Tuesday, September 3, 2013

Hypnosis is Not Mind Control

Things that can control your mind in fantasy: Magic spells, potions, subliminal audio tracks, electromagnetic waves, enchanted objects, mind control drugs, helmets with flashing lights in them, telepathy, nanobots, hypnosis.

Things that can control your mind in reality: There aren’t any.

I’m not 100% positive about that, although the history of people trying to develop mind control seems to suggest it’s the case.

But what I am sure about is that hypnosis is not mind control. It can’t be said often enough. Here’s my best understanding so far of what hypnosis is: it’s a very focused form of concentration, where your own imagination can make things real for you - including rules like “you can’t pull apart your hands” - that you would normally be too distracted to experience powerfully. But there is a part of you that is in control always, and suggestions it’s not ok with will be rejected. I have observed this firsthand, as a specific test with a very responsive trancee, where she was asked while in deep trance to cluck like a chicken (one of her hard limits). Absolutely nothing happened.
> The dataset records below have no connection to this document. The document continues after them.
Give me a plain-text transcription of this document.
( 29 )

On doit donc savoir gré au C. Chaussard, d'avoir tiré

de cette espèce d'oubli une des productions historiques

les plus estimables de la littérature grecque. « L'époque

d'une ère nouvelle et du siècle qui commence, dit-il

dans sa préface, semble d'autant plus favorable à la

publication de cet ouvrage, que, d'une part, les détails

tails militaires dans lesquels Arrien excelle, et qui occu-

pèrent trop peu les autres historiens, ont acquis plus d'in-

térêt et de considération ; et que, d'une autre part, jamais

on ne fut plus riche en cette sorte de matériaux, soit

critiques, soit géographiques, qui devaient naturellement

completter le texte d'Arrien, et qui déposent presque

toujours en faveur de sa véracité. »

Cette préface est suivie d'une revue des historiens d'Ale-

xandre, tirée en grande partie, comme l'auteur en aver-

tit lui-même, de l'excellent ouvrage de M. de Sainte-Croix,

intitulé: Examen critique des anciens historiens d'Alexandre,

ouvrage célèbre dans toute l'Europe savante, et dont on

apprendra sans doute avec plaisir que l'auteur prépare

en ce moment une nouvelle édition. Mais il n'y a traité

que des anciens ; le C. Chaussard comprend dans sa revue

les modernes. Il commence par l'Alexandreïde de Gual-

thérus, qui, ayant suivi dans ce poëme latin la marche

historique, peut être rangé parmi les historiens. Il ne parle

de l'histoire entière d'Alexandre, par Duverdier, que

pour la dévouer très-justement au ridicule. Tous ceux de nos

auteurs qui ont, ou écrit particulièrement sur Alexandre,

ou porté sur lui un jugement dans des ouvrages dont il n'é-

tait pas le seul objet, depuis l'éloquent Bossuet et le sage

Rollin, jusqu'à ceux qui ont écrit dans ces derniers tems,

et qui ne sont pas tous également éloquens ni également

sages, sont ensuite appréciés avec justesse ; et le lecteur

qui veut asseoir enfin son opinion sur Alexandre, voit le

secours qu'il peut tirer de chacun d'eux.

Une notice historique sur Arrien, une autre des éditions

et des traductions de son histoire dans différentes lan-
The best way to reassure yourself is to experience trance, and discover that you mostly feel like yourself, and mostly feel in control.

Sometimes this is overstated: the so-called “hidden observer” that is ready to veto suggestions and potentially pop you out of trance has limits, is not your full conscious intelligence. It’s a little dopey. My current model is that the risks during trance are similar to when someone has a few drinks in them. A little more gullible, a little more uninhibited. Less prepared to physically resist an assault. But I think ethical judgments and risk assessments can be made on the basis of the alcohol analogy.

I think it’s also possible for a sociopathic person to abuse a trusting relationship with someone to use hypnosis, over a period of time, to help nudge someone towards doing things they’re not ok with or bad mental states. But this is true of any intimate trusting relationship, especially D/s relationships, and I would not see hypnosis as giving someone too much power beyond what a regular psychological manipulator (someone who plays “mind games”) could achieve. And if such a thing is tried, since hypnotic amnesia is not very effective or reliable - people usually remember what happens during a trance, and effective suggestions to forget things usually wear off at some point in the future - the person is likely to be caught.

I enjoy mind control fantasy. But if hypnosis was mind control, the ethical issues would be horrendous. I’m very glad it doesn’t work like that. For people whose subconscious likes the idea of feeling out of control, which is true of a lot of hypno bottoms, it can give them that experience, but it is an illusion. The ethical issues and trust concerns are much closer to those surrounding intoxication and psychological manipulation - which are serious, but ones that we already understand and have tools to deal with.